If you can get over the shock of seeing Magic Johnson and Larry Bird in their old jerseys, you still won't get over the shock of seeing a commercial that freezes you in time.
The two-faced 2008 playoff campaign was a bit goofy in its appearance, but the message was a great homage to the NBA's rich history.
First, why the hell would Michael Jordan take this bet? He already paid the $5 for his Big Mac combo meal, so he has nothing to win! Second, why can't Bird drive five minutes to the nearest McDonald's, get a combo meal and put it on the table against Jordan's meal?
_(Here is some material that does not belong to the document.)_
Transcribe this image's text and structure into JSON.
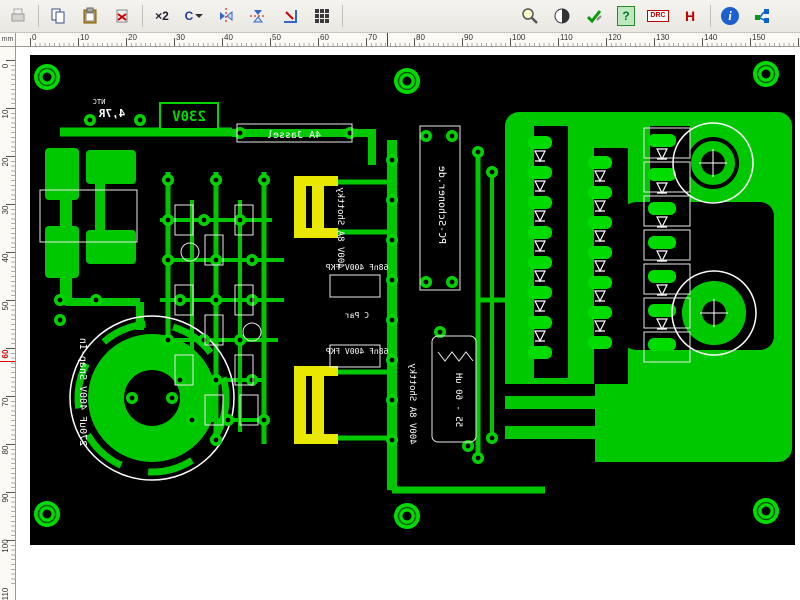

Third, what the hell is Jordan wearing? Even though the sartorial choices of many people in 1993 were highly questionable, only Jordan could get away with that combination. Fourth, if they're playing for Jordan's Big Mac, why can't MJ dunk? Bird chickened out here.
In all seriousness, this ad is brilliant and still gets talked about 18 years later as one of the best Super Bowl ads of all time.
And your YouTube winner for the best Dream Team advertisement is this one, with 7,468 likes, 110dislikes and almost four million views as of this writing.
This Knicks fan only saw Jordan's Bulls fail epicly once, when New York blew out the infallible 1996 Bulls 104-72 at the Garden. MJ still ended up with 32 and eight, so I'm not even sure if that counts.
Despite the semi-true nature of this commercial, Michael Jordan could turn anything into motivation and play at a level no one else could dream of achieving.
Aside from the fact that what Charles Barkley says is 100 percent truthful, this advertisement caused a lot of debate in the early 1990s. Perhaps that was Nike's point, and if it was, they succeeded with flying colors. Every sports fan knows about the "role model" ad, which speaks to its effectiveness to this day.
I've written over 7,500 words and don't need to type one more to explain why this is No. 1.